How does the findProviders API in libp2p is resolving the list of nodes (providers) that provide a given content. Does the underlying search involve querying all the nodes in the network, or is there a node that maintains a dictionary of all the providers for that content. Or is the data returned based on some local cached copy, so not ALL the providers in the network for that content are guaranteed to be returned.

Thanks!

We use a DHT (like bittorrent). When a peer provides a block, it sticks a provider record on the DHT server responsible for that block.

Note: we are working on sending out fewer provider records (e.g., only announcing roots of files, roots of directory trees, etc) as announcing provider records for every chunk is a massive bottleneck for us.

Thank you @stebalien. Few other questions -

  1. Is there an API available that can be called by a node to dump a list of all the provider blocks that it is storing.
  2. Is there an issue if the node (DHT server) that is storing provider blocks is behind NAT
  3. Is there a way to associate TTL with the provider block being stored on the DHT server.
  4. Does a node storing the provider block on the DHT server has to keep checking of the DHT server is alive, and republish if needed.

Thanks
Rohit

Is there an API available that can be called by a node to dump a list of all the provider blocks that it is storing.

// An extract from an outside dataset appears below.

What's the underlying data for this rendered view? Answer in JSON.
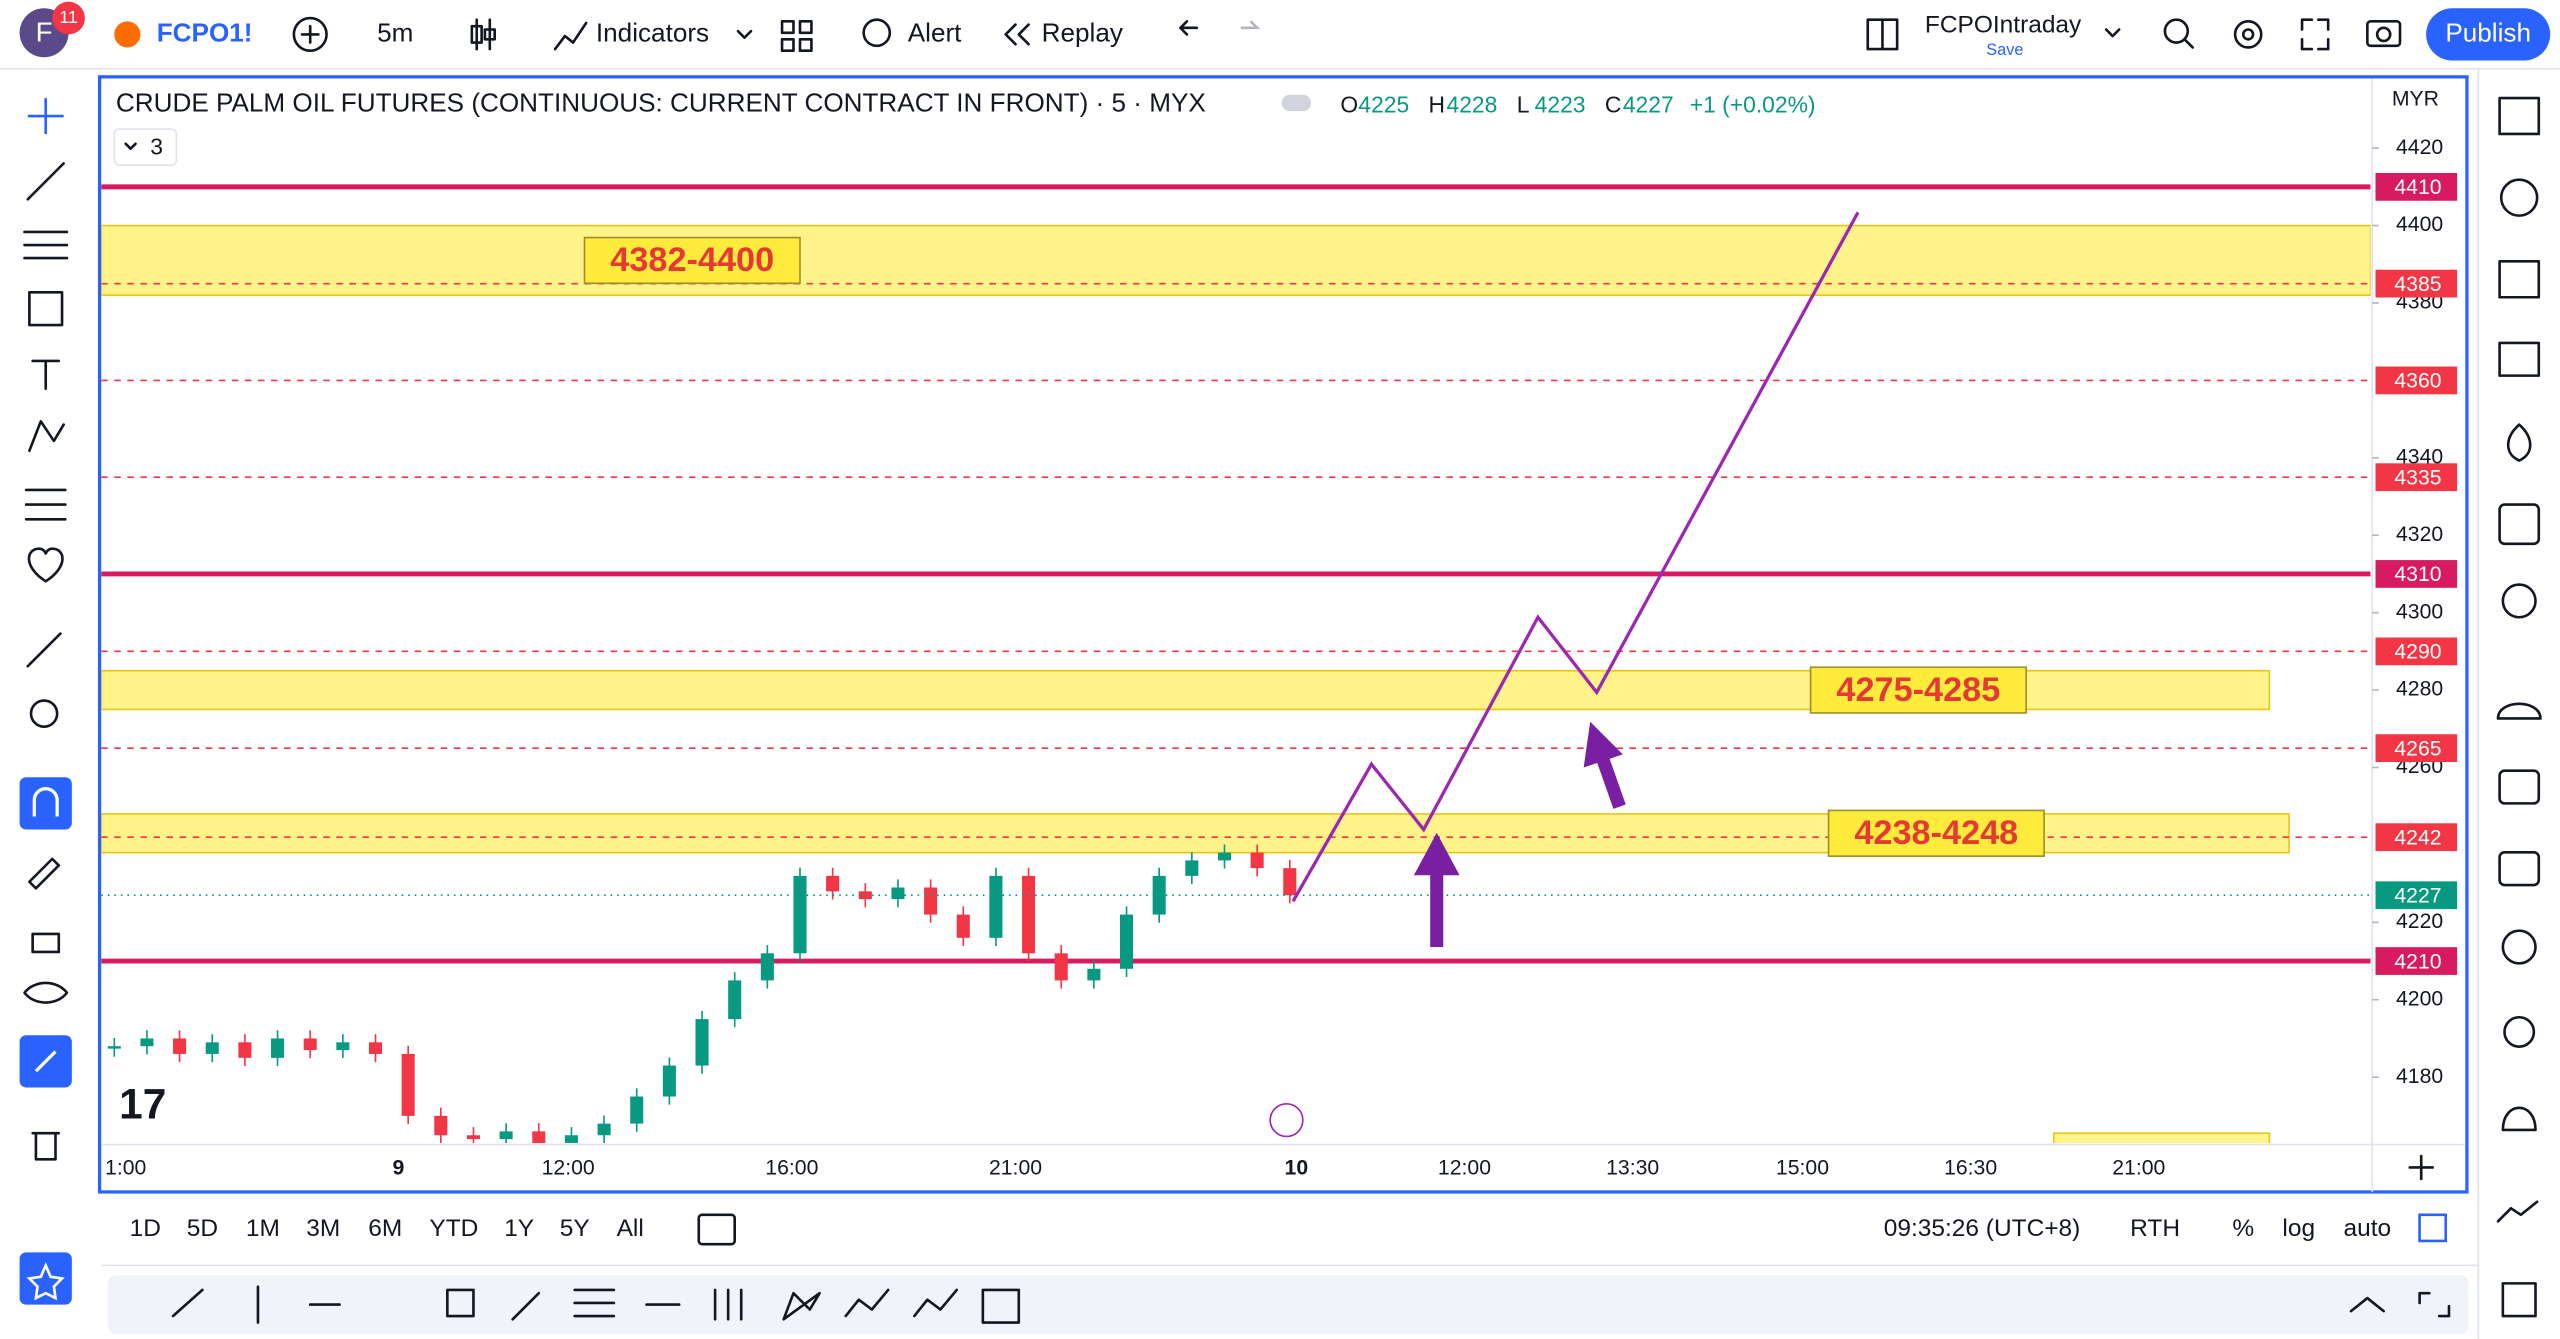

Not that I know of. Note: DHT nodes don’t store the blocks, just records of where they’re stored.

Is there an issue if the node (DHT server) that is storing provider blocks is behind NAT

Yes. However, we generally write provider blocks to multiple nodes to reduce these issues. I’d like to have nodes only promote themselves to full DHT nodes after some period of uptime/reachability but we don’t currently do that.

Is there a way to associate TTL with the provider block being stored on the DHT server.

Provider records last 24 hours by default.

Does a node storing the provider block on the DHT server has to keep checking of the DHT server is alive, and republish if needed.

No, we just reprovide every few hours anyways.

Thanks. One other question - given a Kademlia id which API I can call to determine the corresponding node that is responsible for the id. Basically I want to know the exact node which stores the key-value mapping when the put(key, value) API is called. Thanks

Will the findPeer() API of libp2p return the successor node for any provided Kademlia id.

That’ll find the exact peer (used when connecting to the peer in question). The method you’re looking for is probably getClosestPeers. That’ll return an array of peer IDs close to the key in question.